To prepare to eat right, Melton is inviting folks to “come on down” Tuesday night to the Hampton Park library for a free healthy eating seminar modeled after “The Price Is Right” game show.

“It’s fun, it’s interactive and it’s a really good reminder, especially this time of year about some of those habits that we know we need to get better at,” she said.

Some little measures toward better eating can lead to some big health benefits, she said.

Addie Ackerson, a registered dietician at Northside Hospital-Forsyth, has added avoiding fad diets to the top of her list of tips.

“Fad diets are often really restrictive and they don’t provide the nutrition needs required for optimal health,” she said. “They pretty much cannot be followed successfully long term.”

Filling your plate with color, or many fruits and vegetables, is a good way to ensure your body’s getting the right nutrition, Ackerson said.

For better nutrition and weight loss, she advises folks to follow the practice of “clean eating,” which entails avoiding processed foods and opting for those that are whole and natural.

She said it’s sometimes thought of as “shopping the perimeter of the grocery store.”

“You’re getting fresh fruits and vegetables, fresh dairy, fresh meat, and staying away from things that are already preserved,” Ackerson said.

Along those same lines, it’s best to cook in the home for most meals, she said, to avoid the high fat and sodium often found in restaurant food.

While the meals will take some planning, they can be less expensive, she said, and also a huge help in sticking to the right path.

“A lot of people get hung up on convenience, but the problem is that you can help that with planning,” Ackerson said. “Then you won’t have to resort to such instant, convenience foods, which are often not good for you.”

As a nutritionist at the hospital, Ackerson often works with people on their diets in managing medical conditions.

Sticking to a healthy eating plan can reduce the risk of suffering from many of these conditions, she said, while also increasing your body’s general well-being.

Melton said the perks of weight loss and eating right are lifelong.

“If you can manage your weight, you will see more energy, more productivity, lower risk of heart disease, heart attack and stroke,” she said.

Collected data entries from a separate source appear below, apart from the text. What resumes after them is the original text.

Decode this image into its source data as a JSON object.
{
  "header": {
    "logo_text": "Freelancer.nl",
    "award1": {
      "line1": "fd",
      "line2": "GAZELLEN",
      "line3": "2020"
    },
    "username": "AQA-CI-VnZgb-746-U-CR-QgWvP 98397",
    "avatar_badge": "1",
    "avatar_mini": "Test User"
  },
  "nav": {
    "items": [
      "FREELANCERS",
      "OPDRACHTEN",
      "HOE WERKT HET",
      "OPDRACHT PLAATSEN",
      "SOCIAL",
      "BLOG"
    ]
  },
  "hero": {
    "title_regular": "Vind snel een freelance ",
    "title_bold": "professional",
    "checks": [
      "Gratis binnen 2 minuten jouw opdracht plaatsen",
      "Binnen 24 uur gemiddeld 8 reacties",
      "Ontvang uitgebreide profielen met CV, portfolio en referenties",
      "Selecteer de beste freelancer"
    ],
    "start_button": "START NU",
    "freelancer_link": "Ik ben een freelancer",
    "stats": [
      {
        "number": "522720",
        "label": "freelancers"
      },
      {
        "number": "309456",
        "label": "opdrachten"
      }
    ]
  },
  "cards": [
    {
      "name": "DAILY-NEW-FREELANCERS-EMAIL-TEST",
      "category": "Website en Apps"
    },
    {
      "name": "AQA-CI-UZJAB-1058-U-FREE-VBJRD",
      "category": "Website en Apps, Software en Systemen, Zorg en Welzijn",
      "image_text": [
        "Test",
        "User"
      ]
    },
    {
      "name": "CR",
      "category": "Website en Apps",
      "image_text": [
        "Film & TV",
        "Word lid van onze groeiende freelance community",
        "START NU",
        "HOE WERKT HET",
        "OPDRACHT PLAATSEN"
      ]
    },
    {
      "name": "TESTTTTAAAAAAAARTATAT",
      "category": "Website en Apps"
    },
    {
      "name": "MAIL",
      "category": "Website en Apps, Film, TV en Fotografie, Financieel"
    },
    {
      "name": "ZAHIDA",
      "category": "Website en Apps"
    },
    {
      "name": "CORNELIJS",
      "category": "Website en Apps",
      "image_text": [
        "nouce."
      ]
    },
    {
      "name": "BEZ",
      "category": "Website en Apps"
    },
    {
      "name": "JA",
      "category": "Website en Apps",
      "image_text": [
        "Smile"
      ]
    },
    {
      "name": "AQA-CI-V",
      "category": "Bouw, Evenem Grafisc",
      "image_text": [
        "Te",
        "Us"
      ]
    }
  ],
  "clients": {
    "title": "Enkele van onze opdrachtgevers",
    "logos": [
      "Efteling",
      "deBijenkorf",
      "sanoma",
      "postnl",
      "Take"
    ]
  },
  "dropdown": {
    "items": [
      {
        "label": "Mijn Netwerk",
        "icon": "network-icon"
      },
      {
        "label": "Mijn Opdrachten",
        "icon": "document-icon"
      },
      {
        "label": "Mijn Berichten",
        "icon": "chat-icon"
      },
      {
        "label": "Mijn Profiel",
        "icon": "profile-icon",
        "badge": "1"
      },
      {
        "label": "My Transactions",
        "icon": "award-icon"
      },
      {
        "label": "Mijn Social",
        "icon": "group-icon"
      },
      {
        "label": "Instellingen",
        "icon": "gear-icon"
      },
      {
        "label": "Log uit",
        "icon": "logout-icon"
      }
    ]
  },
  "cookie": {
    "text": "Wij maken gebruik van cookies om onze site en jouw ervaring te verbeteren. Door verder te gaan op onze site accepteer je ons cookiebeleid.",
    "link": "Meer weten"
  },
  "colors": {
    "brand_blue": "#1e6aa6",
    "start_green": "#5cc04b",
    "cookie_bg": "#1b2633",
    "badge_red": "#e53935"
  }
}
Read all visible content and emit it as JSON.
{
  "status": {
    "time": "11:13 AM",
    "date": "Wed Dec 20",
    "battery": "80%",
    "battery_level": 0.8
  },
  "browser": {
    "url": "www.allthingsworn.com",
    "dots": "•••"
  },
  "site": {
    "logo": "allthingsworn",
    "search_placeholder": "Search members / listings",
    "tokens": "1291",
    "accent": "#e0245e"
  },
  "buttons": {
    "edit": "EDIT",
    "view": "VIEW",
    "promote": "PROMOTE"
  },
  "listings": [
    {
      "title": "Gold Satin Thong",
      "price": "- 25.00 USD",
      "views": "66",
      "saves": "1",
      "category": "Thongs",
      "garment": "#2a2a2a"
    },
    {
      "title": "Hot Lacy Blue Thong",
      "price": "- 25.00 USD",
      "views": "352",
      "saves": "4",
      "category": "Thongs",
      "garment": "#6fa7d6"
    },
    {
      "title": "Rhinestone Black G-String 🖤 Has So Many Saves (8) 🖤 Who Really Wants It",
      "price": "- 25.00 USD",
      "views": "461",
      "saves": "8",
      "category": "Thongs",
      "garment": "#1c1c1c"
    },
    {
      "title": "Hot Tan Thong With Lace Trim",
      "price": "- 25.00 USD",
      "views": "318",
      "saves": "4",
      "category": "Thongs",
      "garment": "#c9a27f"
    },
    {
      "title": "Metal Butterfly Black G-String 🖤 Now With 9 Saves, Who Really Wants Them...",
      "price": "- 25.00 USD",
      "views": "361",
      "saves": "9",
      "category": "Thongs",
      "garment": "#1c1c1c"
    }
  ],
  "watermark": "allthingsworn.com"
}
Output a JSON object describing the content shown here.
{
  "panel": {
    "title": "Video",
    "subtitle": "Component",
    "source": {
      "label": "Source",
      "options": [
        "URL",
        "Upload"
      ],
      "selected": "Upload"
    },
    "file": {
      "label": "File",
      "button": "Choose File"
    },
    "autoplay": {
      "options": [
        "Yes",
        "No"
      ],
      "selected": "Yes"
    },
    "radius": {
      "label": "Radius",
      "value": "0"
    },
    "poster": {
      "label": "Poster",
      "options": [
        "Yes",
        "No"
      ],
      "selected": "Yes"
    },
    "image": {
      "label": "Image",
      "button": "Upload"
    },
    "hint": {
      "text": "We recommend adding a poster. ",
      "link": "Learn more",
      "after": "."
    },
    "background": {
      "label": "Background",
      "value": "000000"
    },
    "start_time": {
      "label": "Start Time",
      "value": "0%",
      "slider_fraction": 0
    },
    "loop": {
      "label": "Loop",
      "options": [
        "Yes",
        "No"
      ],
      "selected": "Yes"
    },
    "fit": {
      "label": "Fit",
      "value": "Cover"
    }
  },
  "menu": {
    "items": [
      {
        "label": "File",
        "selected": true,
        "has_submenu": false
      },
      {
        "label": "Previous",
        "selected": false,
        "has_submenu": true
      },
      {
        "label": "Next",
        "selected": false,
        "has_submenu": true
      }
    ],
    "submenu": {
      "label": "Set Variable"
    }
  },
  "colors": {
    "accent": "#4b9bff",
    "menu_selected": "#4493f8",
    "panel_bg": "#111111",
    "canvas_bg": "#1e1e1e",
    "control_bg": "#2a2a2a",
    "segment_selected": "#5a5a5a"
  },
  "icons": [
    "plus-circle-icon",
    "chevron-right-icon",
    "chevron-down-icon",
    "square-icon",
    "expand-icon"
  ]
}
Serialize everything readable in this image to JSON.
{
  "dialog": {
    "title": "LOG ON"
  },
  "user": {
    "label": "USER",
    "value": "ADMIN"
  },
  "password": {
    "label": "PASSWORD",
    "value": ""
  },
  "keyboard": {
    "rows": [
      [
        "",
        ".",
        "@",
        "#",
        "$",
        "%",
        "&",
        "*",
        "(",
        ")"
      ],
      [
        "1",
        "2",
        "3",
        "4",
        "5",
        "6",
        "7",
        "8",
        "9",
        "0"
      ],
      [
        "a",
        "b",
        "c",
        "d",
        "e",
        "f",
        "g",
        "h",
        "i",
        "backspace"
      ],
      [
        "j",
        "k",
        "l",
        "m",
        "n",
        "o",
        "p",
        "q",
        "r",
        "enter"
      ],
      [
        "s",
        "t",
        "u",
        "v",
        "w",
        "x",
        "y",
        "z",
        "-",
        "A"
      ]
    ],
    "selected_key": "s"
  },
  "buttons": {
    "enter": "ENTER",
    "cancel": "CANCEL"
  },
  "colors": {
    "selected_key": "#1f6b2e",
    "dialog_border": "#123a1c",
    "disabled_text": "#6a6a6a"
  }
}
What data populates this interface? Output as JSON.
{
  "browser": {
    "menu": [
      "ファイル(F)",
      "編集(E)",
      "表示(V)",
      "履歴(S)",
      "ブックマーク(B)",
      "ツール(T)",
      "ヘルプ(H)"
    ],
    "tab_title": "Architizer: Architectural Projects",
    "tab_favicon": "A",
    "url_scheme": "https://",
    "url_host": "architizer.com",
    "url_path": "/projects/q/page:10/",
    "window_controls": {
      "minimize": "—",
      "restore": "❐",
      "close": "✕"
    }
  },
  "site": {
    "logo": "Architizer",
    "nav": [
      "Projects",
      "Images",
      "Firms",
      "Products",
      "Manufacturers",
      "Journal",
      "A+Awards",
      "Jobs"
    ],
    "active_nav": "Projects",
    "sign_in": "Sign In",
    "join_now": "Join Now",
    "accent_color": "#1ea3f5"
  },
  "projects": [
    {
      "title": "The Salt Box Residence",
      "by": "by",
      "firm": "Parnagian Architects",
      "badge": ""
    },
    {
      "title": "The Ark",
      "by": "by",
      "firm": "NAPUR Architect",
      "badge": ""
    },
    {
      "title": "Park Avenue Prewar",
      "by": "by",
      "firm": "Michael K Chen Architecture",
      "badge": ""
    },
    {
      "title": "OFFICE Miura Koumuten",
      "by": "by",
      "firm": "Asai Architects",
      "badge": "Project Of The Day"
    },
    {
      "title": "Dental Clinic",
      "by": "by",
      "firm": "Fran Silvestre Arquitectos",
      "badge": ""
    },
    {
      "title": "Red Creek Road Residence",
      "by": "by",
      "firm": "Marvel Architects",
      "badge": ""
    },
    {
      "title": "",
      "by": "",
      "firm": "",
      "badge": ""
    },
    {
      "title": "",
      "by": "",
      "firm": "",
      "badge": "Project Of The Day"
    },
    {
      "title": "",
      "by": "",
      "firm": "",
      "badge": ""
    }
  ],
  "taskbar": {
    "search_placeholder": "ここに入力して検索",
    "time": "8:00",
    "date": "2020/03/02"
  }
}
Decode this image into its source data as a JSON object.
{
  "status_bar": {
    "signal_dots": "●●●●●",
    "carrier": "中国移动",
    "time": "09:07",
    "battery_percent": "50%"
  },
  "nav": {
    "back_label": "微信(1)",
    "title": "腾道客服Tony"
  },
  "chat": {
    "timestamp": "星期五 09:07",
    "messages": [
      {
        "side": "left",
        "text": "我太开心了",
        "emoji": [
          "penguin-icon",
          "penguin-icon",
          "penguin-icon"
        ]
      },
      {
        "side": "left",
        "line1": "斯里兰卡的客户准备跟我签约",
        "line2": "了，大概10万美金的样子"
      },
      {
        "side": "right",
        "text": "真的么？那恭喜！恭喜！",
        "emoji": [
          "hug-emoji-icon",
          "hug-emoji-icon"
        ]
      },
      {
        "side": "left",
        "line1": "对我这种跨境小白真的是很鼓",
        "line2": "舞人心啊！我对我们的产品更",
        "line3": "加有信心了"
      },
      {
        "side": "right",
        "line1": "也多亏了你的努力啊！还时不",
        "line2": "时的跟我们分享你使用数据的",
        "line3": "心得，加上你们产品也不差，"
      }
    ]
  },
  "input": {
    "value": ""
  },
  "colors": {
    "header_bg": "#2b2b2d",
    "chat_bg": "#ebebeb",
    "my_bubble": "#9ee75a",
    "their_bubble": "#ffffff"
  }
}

“The more physically healthy you are, the better a life you can lead because your body functions as it should.”

Those who attend the program offered Tuesday usually tell Melton it “serves as a good reminder” for what they should be eating and why.

One of the simplest and best ways to improve eating habits, she said, is to eat only the amount that’s in a serving size.

“Paying attention to those portion sizes can help control our weight with sometimes not as much effort,” she said.

For example, a portion of meat should be about the size of a deck of cards, a recommendation that Melton said often surprises.

She also advises people looking to shed weight that there is no “magic pill.” Success comes through gradual weight loss and healthy habits.